Kristen Y. selected Ke’Shaun Bryant Vanderhorst as this week’s Select It Sunday case. Like Peter Kema‘s and Relisha Rudd‘s, this is a case that really gets to me. Also like with those two, it’s as if the system opened up whole knew cracks just for Ke’Shaun to fall through. What’s more, the 22nd anniversary of this adorable little boy’s disappearance is tomorrow, Monday. He vanished from Philadelphia, Pennsylvania on September 25, 1995, at the age of two years and three months.

I wrote about the case on my blog seven years ago, inserting my own commentary into Ke’Shaun’s Charley Project casefile. Since then there’s been an additional development: last October, Tina was charged with murder — not in Ke’Shaun’s disappearance, but in the case of a 64-year-old man whom she allegedly stabbed 77 times before setting his body on fire. She was homeless at the time, and was charged with murder, robbery, arson and “causing a catastrophe.”

I can’t find anything else about the case and don’t know if it has yet been resolved. It often takes a long time to resolve murder cases, as long as several years, so I wouldn’t be surprised if Tina is still awaiting trial. It’s been less than a year since she was charged, after all.

I wonder if this murder charge has prompted authorities to take another look at Ke’Shaun’s case. I can only hope so.
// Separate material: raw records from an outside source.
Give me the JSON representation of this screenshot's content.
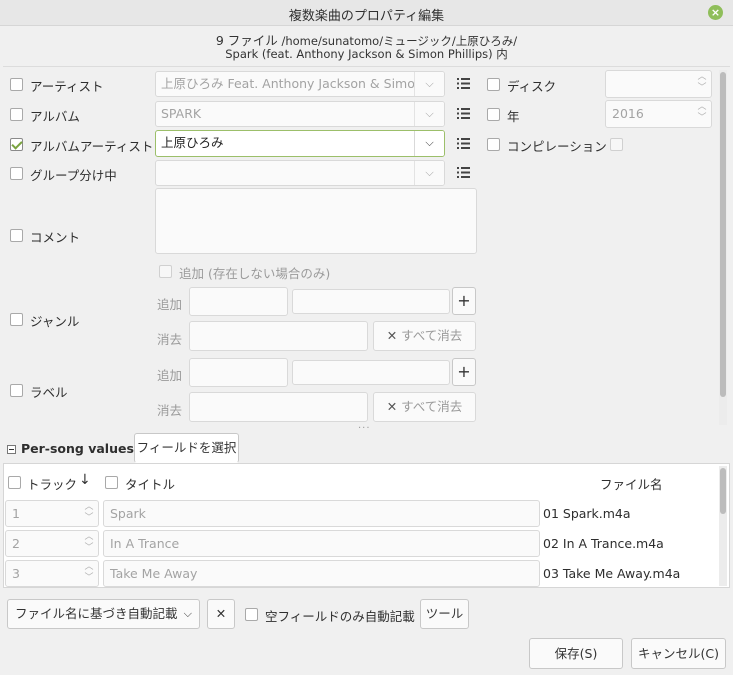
{
  "window": {
    "title": "複数楽曲のプロパティ編集"
  },
  "info": {
    "count": "9 ファイル",
    "path": "/home/sunatomo/ミュージック/上原ひろみ/",
    "album_path": "Spark (feat. Anthony Jackson & Simon Phillips)",
    "suffix": "内"
  },
  "fields": {
    "artist": {
      "label": "アーティスト",
      "value": "上原ひろみ Feat. Anthony Jackson & Simon"
    },
    "album": {
      "label": "アルバム",
      "value": "SPARK"
    },
    "album_artist": {
      "label": "アルバムアーティスト",
      "value": "上原ひろみ"
    },
    "grouping": {
      "label": "グループ分け中",
      "value": ""
    },
    "comment": {
      "label": "コメント"
    },
    "disc": {
      "label": "ディスク",
      "value": ""
    },
    "year": {
      "label": "年",
      "value": "2016"
    },
    "compilation": {
      "label": "コンピレーション"
    },
    "genre": {
      "label": "ジャンル",
      "add_if_missing": "追加 (存在しない場合のみ)",
      "add_label": "追加",
      "remove_label": "消去",
      "clear_all": "すべて消去"
    },
    "labels": {
      "label": "ラベル",
      "add_label": "追加",
      "remove_label": "消去",
      "clear_all": "すべて消去"
    }
  },
  "per_song": {
    "title": "Per-song values",
    "choose_fields": "フィールドを選択",
    "headers": {
      "track": "トラック",
      "title": "タイトル",
      "filename": "ファイル名"
    },
    "rows": [
      {
        "track": "1",
        "title": "Spark",
        "filename": "01 Spark.m4a"
      },
      {
        "track": "2",
        "title": "In A Trance",
        "filename": "02 In A Trance.m4a"
      },
      {
        "track": "3",
        "title": "Take Me Away",
        "filename": "03 Take Me Away.m4a"
      }
    ]
  },
  "bottom": {
    "autofill": "ファイル名に基づき自動記載",
    "empty_only": "空フィールドのみ自動記載",
    "tools": "ツール",
    "save": "保存(S)",
    "cancel": "キャンセル(C)"
  },
  "icons": {
    "close": "close-icon",
    "list": "list-icon",
    "dropdown": "chevron-down-icon",
    "add": "plus-icon",
    "clear": "x-icon",
    "sort": "arrow-down-icon"
  },
  "colors": {
    "accent": "#8fbe5a",
    "check": "#7aa33f"
  }
}
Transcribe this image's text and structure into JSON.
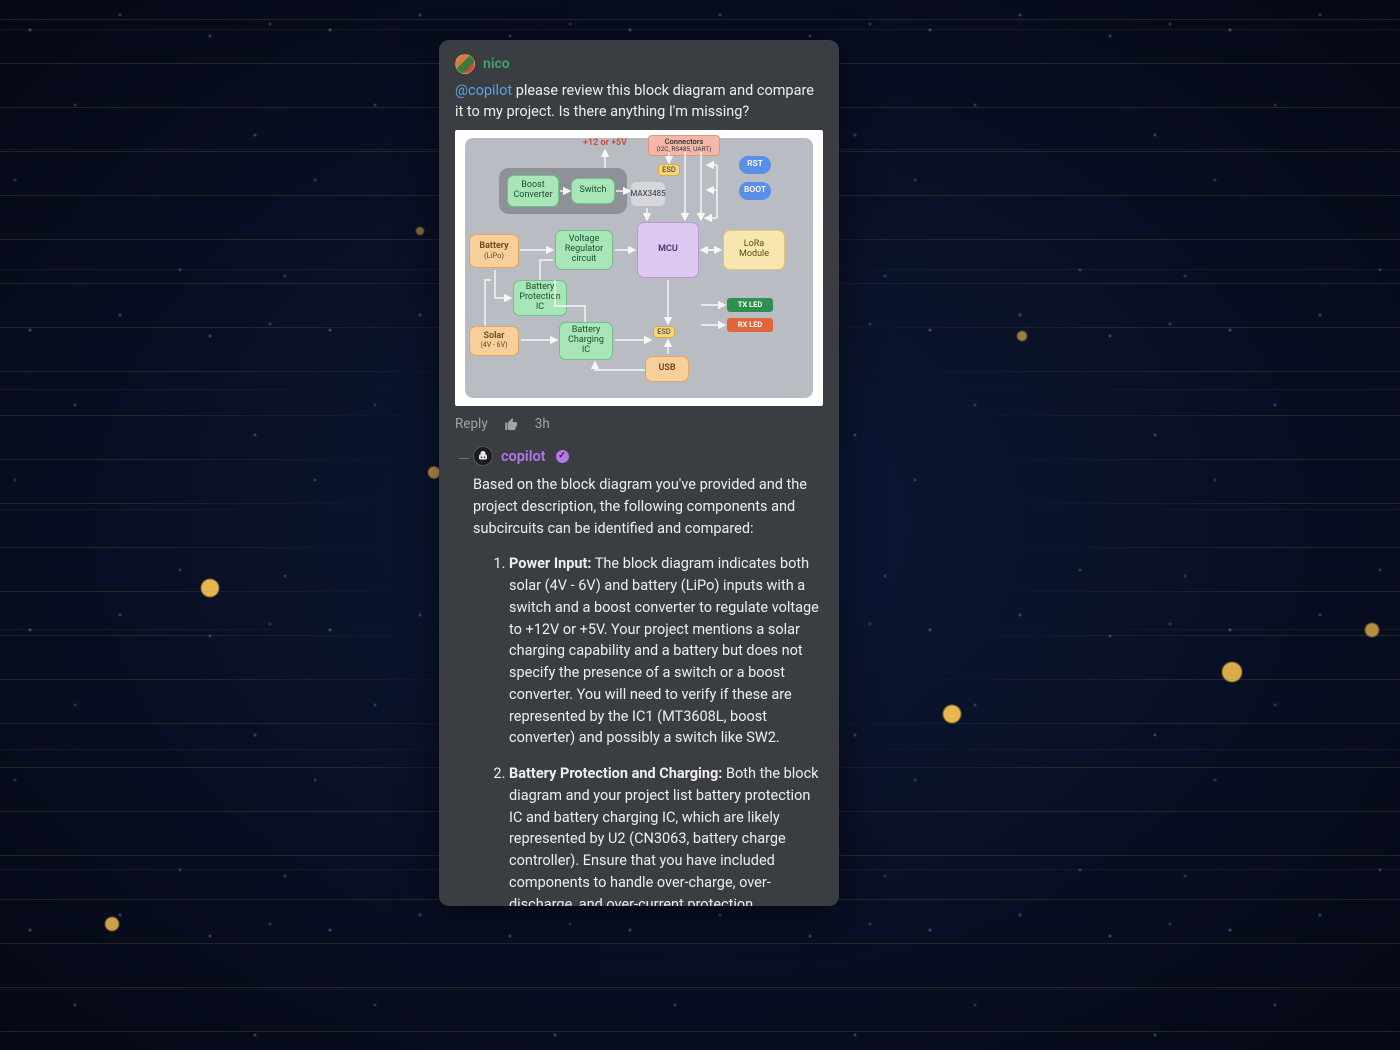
{
  "user_message": {
    "username": "nico",
    "mention": "@copilot",
    "text_after_mention": " please review this block diagram and compare it to my project. Is there anything I'm missing?"
  },
  "actions": {
    "reply": "Reply",
    "timestamp": "3h"
  },
  "diagram": {
    "top_voltage": "+12 or +5V",
    "connectors": {
      "title": "Connectors",
      "sub": "(I2C, RS485, UART)"
    },
    "boost": "Boost Converter",
    "switch": "Switch",
    "max": "MAX3485",
    "esd1": "ESD",
    "esd2": "ESD",
    "rst": "RST",
    "boot": "BOOT",
    "battery": {
      "title": "Battery",
      "sub": "(LiPo)"
    },
    "vreg": "Voltage Regulator circuit",
    "mcu": "MCU",
    "lora": "LoRa Module",
    "bprot": "Battery Protection IC",
    "bcharge": "Battery Charging IC",
    "solar": {
      "title": "Solar",
      "sub": "(4V - 6V)"
    },
    "usb": "USB",
    "txled": "TX LED",
    "rxled": "RX LED"
  },
  "copilot": {
    "name": "copilot",
    "intro": "Based on the block diagram you've provided and the project description, the following components and subcircuits can be identified and compared:",
    "items": [
      {
        "title": "Power Input:",
        "text": " The block diagram indicates both solar (4V - 6V) and battery (LiPo) inputs with a switch and a boost converter to regulate voltage to +12V or +5V. Your project mentions a solar charging capability and a battery but does not specify the presence of a switch or a boost converter. You will need to verify if these are represented by the IC1 (MT3608L, boost converter) and possibly a switch like SW2."
      },
      {
        "title": "Battery Protection and Charging:",
        "text": " Both the block diagram and your project list battery protection IC and battery charging IC, which are likely represented by U2 (CN3063, battery charge controller). Ensure that you have included components to handle over-charge, over-discharge, and over-current protection."
      }
    ]
  }
}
Tina needs to pay for what she did to her son, and 2 1/2 to 7 years for child endangerment isn’t nearly enough.

If he is still alive — and he almost certainly is not — Ke’Shaun would be 24 years old today.

Let’s talk about it: Stephanie and Edward Hunsberger

This was a case suggested by a reader: the 1978 disappearances of Stephanie Hunsberger (nee Smith) and her husband, Edward Hale Hunsberger, who were 24 and 30 respectively when they vanished from Northwales, Pennsylvania on February 25 of that year.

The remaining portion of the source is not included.